While President Obama's tech team hunkers down to try fixing the ailing HealthCare.gov website, a cadre of the president's closest advisers are closely following the crisis script -- by hitting the campaign trail.
Health and Human Services Secretary Kathleen Sebelius, instead of testifying at a hearing on Thursday, visited an ObamaCare call center in Phoenix where she also rebuffed Republican calls for her resignation.
"The majority of people calling for me to resign I would say are people who I don't work for, and who do not want this program to work in the first place," she said.
On Friday, Sebelius was visiting San Antonio and Austin.
Republican Texas Sen. John Cornyn questioned why she was there. "If she's still confused about who exactly she works for and if she hasn't come ready to answer questions about why hundreds of millions of taxpayer dollars have been wasted on a botched product, she might as well not visit," he said in a statement.
The visits are part of a multi-city tour by White House officials and Cabinet secretaries to "directly reach uninsured Americans." They are hitting up cities with high rates of uninsured, where they will encourage people to sign up.

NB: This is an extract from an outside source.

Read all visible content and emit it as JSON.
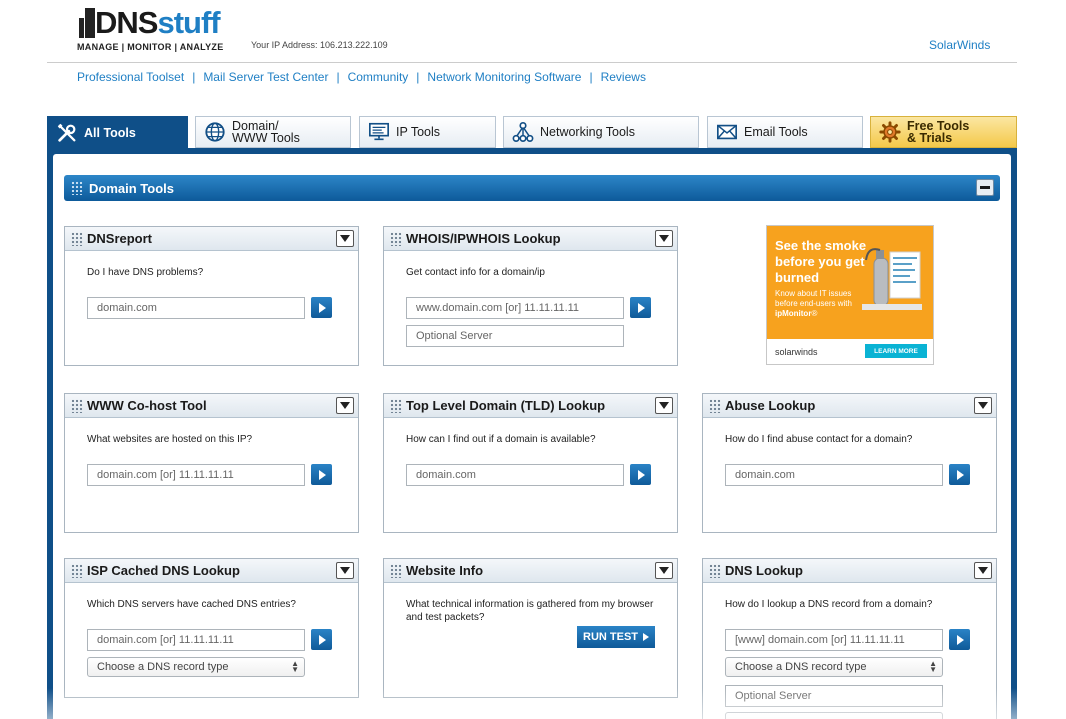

Meanwhile, Obama is setting out on a series of fundraising stops Friday, heading to New York City for two Democratic Party events.
Yet on the sidelines, the newly hired fix-it team is trying to address major problems with the ObamaCare website. The Republican National Committee mocked Obama for taking the show on the road "while ObamaCare continues to derail."
The House Energy and Commerce Committee held its first hearing on the matter Thursday where four contractors testified -- and claimed that part of the problem was the administration did not allow enough time for testing.
Sebelius will have her turn in the hearing room next Wednesday.
Rep. Fred Upton, R-Mich., chairman of the committee, told Fox News that while contractors were certainly pointing fingers at each other, the problem "goes up the ladder" to HHS.
"This is a serious attempt to figure out what went wrong. And the taxpayers have spent hundreds of millions of dollars trying to develop a system. The administration told us, it was going to work. No problem. They looked us in the eye," he said. "No one knows how this thing is working at all."
Hearings aren't Obama's only problem pertaining to the health care law.
Restless Democrats who are running for re-election next year are starting to join Republicans in calling for a delay of the law's individual mandate. They, like Republicans, argue it's unfair to force Americans to buy insurance when the main system to help them is not yet fully operational.
The administration, in response, is stressing that individuals will have until the end of March to enroll. Contractors testified Thursday that the system should be all ready before the start of 2014.
The rest of the cities and regions on the ObamaCare tour are: Dallas, Houston, Miami, Atlanta, Tampa, Orlando, Detroit, and northern New Jersey.